Belum juga, Sarah menjawab. Tiba-tiba pintu rumahnya di gedor dengan cukup keras. Kedua orang itu pun langsung terlonjak kaget. Serempak menoleh ke arah pintu. 

“Bapak mu pulang, neng.” Kata ibu yang sudah tau siapa orang yang begitu kasar mengetuk pintu keras di malam seperti itu. 

Sarah pun bangun, hendak membuka pintu. Dan saat pintu itu terbuka seorang lelaki paruh baya muncul dengan kasar langsung mendorong pintu cukup keras. Saking kerasnya membuat Sarah tersungkur jatuh ke lantai tanah rumahnya. Ibu yang melihat berusaha bangkit untuk menolong Sarah. Tetapi sayang, lelaki paruh baya berpenampilan acak-acakan dan bau tak sedap itu keburu mendorong tubuh ringkih ibu dengan kasar. Ibu ikut jatuh. Bahkan kepalanya hingga membentur tembok rumah. 

“Akh!”

Ibu meringis kesakitan. Tak lama setelahnya cairan kental berwarna merah keluar dari kepala ibu di ikuti dari hidungnya. Sarah yang melihat itu panik, berusaha bangkit untuk menolong ibu. 

Namun, teganya lelaki paruh baya yang tak lain ayahnya langsung menarik lengan tangan Sarah. Mendorong tubuh anak semata wayangnya itu untuk duduk di kursi makan. Kepala Sarah menunduk. Tak ada yang bisa ia lakukan selain menangis. Apalagi melihat ibunya yang sudah tak berdaya dengan darah yang membasahi wajahnya. Dengan nada penuh gemetar, Sarah pun mencoba bicara dengan ayahnya apa mau dia sampai pulang ke rumah dengan keadaan marah-marah seperti ini. 

“Ba–pak kenapa seperti ini?”

Tanpa merasa iba, ayahnya mencengkeram rambut Sarah hingga membuat kepalanya mendongak. 

“Kenapa lo bilang? Lo udah berani, huh sama gua?”

Cairan air mata terus merembes. Sarah menangis tersedu-sedu tak mengerti ucapan ayahnya itu. 

“Pak, Sarah gak ngerti maksud bapak apa?”

“Oh, jadi lo gak ngerti maksud gua, huh?” Sungut bapak semakin mempererat cengkraman pada rambut Sarah. 

“Kemana lo seharian ini? Kenapa gua cari ke pasar lo gak ada, huh? Mau ngehindar dari gua? Gak mau lo gua pintai duit, huh?”

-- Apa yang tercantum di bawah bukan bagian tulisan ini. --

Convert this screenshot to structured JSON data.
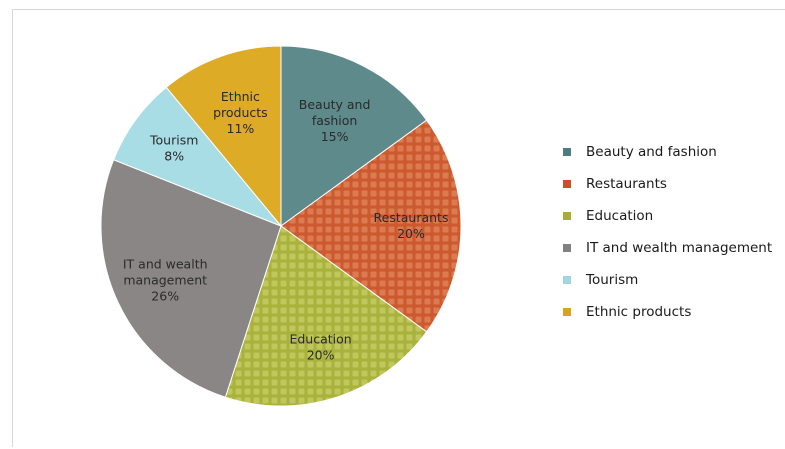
{
  "chart_data": {
    "type": "pie",
    "title": "",
    "slices": [
      {
        "name": "Beauty and fashion",
        "label_lines": [
          "Beauty and",
          "fashion",
          "15%"
        ],
        "value": 15,
        "color": "#5e8a8c",
        "pattern": false
      },
      {
        "name": "Restaurants",
        "label_lines": [
          "Restaurants",
          "20%"
        ],
        "value": 20,
        "color": "#cc5a2e",
        "pattern": true
      },
      {
        "name": "Education",
        "label_lines": [
          "Education",
          "20%"
        ],
        "value": 20,
        "color": "#a8b23c",
        "pattern": true
      },
      {
        "name": "IT and wealth management",
        "label_lines": [
          "IT and wealth",
          "management",
          "26%"
        ],
        "value": 26,
        "color": "#8b8686",
        "pattern": false
      },
      {
        "name": "Tourism",
        "label_lines": [
          "Tourism",
          "8%"
        ],
        "value": 8,
        "color": "#a9dde6",
        "pattern": false
      },
      {
        "name": "Ethnic products",
        "label_lines": [
          "Ethnic",
          "products",
          "11%"
        ],
        "value": 11,
        "color": "#deab27",
        "pattern": false
      }
    ],
    "legend_position": "right"
  },
  "legend": {
    "items": [
      {
        "label": "Beauty and fashion",
        "color": "#4d7c80"
      },
      {
        "label": "Restaurants",
        "color": "#c9502a"
      },
      {
        "label": "Education",
        "color": "#a5ae3a"
      },
      {
        "label": "IT and wealth management",
        "color": "#808080"
      },
      {
        "label": "Tourism",
        "color": "#9fd6e2"
      },
      {
        "label": "Ethnic products",
        "color": "#d9a21f"
      }
    ]
  }
}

Sarah menggelengkan kepala lagi. Ayahnya yang kalap, langsung menarik rambut Sarah dan mendorongnya kemana sang ibu tersungkur. Sarah menangis, memeluk ibunya yang tak berdaya untuk menyembunyikan diri. 

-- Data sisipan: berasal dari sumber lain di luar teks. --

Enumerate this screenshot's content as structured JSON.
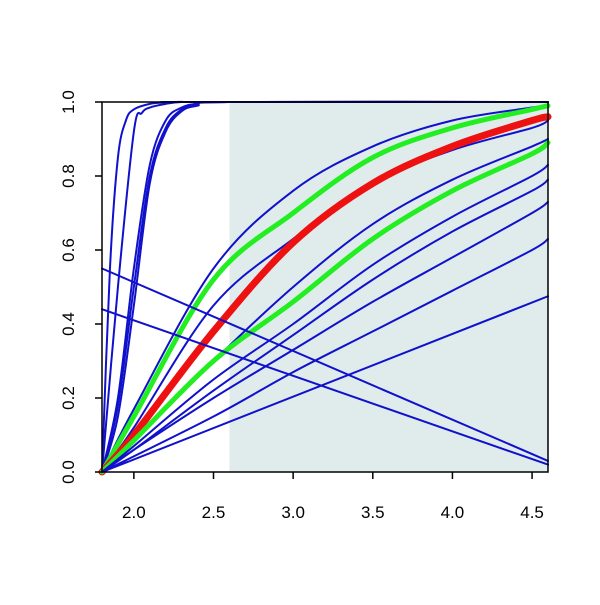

“Anak gak tau diri, lo. Udah gua gedein, bukannya bersyukur. Anak sialan.” Hardiknya terus menerus membuat hati Sarah menjerit. 

Setelah puas memaki Sarah, ayahnya kemudian pergi tak lupa dengan membawa sejumlah uang hasil  Sarah seharian kuli panggul di pasar. Lelaki itu akan kembali ke terminal dimana bandar cina berada. Menghabiskan uangnya dengan mabuk-mabukan, berjudi, dan menyewa pelacur. 

Sambil mengusap airmatanya, Sarah memeluk ibunya. Ibunya pun membalas pelukan Sarah. Seraya berkata “Sabar, neng.” Dan perlahan pengelihatan ibunya pun memudar. 

Sarah yang masih mendekap tubuh sang ibu tersadar. Lalu, ia melihat wajah sang ibu yang telah pucat pasih, matanya tertutup, bibirnya putih. Mata Sarah membulat, dia pun segera memangku tubuh sang ibu. 

"Ibu, ibu, ibu bangun." Sarah mulai panik.

Dia menggoyang-goyangkan tubuh ibunya. Sembari menyeka darah yang masih saja keluar dari pelupuk dahi dan hidung. Merasa tak ada jawaban dari sang ibu pun, Sarah mulai kelabakan. Dia menangis histeris. Mulai berteriak meminta tolong kepada warga siapa saja yang mungkin kebetulan sedang melewati dekat rumahnya. 

"Ibu, Sarah mohon bertahan lah. Sarah mohon bertahan demi Sarah, buk." Ucapnya dengan nada bergementar takut sang ibu kenapa-kenapa.